O país já conheceu o desastre da Sudepe, a Superintendência de Desenvolvimento da Pesca, que ao ser extinta, no governo Sarney, deixou um brutal passivo de frotas movidas a créditos subsidiado.

As coisas não acontecem por acaso. Acompanhe-se o movimento dos estaleiros interessados, onde estão, quem defende a iniciativa, e se chegará à motivação de reativar uma atividade importante para vários países, fundamental para a dieta da sociedade, mas que só fica de pé se antecedida de um plano técnico exaustivo.

Não se irá longe, sem se avaliar os problemas ambientais e se há potenciais empresários com know-how e capital próprio dispostos a investir no ramo. A pesca artesanal, que responde por quase 80% da produção, está no limite e depende para crescer de infra-estrutura de terminais, frigoríficos e transporte.
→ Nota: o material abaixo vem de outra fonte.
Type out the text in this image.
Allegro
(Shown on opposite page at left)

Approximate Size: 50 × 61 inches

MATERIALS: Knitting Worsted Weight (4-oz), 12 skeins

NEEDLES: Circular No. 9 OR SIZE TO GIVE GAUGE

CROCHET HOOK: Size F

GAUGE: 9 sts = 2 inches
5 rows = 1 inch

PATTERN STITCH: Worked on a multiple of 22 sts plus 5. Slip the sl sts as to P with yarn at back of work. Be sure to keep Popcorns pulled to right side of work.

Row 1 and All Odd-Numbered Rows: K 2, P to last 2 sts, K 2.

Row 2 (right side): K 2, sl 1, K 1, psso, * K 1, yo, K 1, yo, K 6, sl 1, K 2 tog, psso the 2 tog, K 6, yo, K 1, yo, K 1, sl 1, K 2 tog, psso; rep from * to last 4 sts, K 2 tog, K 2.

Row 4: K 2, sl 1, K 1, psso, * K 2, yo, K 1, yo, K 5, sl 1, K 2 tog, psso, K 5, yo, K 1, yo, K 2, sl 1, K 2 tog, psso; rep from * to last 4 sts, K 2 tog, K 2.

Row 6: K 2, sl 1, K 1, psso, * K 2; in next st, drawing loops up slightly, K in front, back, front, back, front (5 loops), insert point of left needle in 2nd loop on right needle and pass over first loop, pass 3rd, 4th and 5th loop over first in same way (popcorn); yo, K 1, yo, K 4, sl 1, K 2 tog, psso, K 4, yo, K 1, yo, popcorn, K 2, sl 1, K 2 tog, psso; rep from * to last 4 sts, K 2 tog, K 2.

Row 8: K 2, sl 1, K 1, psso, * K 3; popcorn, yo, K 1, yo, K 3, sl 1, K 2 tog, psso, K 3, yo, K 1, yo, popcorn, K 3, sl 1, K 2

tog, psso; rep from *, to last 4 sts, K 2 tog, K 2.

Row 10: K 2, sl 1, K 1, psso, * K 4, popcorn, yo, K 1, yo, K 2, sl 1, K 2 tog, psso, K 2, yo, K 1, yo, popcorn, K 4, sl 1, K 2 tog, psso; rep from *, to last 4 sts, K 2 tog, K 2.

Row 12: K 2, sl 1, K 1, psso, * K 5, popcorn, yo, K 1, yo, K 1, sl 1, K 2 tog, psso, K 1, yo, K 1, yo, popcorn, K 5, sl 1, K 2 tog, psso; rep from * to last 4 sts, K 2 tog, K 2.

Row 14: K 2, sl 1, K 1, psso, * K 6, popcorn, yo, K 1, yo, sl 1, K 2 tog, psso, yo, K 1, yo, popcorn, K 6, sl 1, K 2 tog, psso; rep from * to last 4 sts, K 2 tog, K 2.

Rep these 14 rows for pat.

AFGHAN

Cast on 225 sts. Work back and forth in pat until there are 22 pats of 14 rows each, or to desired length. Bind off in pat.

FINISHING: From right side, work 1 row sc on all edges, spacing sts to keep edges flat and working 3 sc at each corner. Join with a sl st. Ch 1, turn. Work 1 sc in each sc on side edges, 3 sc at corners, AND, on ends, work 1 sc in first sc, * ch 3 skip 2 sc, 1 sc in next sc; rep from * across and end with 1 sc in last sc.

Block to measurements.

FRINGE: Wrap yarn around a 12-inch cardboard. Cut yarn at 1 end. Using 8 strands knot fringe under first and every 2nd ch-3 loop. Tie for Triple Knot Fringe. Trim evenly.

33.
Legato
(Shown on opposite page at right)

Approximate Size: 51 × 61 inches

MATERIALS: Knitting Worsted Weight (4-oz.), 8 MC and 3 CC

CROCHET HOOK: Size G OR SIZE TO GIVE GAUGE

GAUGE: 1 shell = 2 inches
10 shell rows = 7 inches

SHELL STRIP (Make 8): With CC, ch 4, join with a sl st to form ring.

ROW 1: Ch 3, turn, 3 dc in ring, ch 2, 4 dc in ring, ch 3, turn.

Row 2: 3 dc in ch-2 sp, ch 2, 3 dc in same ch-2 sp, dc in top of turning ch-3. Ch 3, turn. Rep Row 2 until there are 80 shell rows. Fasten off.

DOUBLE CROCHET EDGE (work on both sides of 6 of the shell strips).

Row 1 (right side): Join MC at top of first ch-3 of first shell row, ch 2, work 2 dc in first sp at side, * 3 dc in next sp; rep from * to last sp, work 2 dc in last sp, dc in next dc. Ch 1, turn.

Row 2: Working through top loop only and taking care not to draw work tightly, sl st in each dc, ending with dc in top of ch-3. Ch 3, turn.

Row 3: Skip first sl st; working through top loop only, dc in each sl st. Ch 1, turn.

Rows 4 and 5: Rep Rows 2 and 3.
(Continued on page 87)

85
Só com subsídios não se constrói um negócio essencialmente privado. Nem com um Ministério e centenas de cargos públicos comissionados.

Um passeio ao acaso

O mesmo governo ágil para criar novas estruturas e abrir vagas em que os salários serão muito maiores que os possíveis na iniciativa privada é inepto para destravar questões simples, como o nó em que se transformou a ampliação dos recursos requeridos pelo BNDES para atender a enorme demanda por investimentos, sobretudo os do PAC.

O dinheiro há. Está parado na CEF. É do FGTS. São R$ 17 bilhões, dos quais só R$ 2 bilhões aplicados em infra-estrutura. O Tesouro deu a solução: destinar uma parte ao BNDES. A CEF propôs R$ 7 bilhões. Depois recuou. Dois ministros, Dilma Rousseff e Guido Mantega, não conseguiram desfazer esse nó.

Mas, afinal, não é tudo governo? Ou virou passeio ao acaso? Falta decisão de quem pode decidir.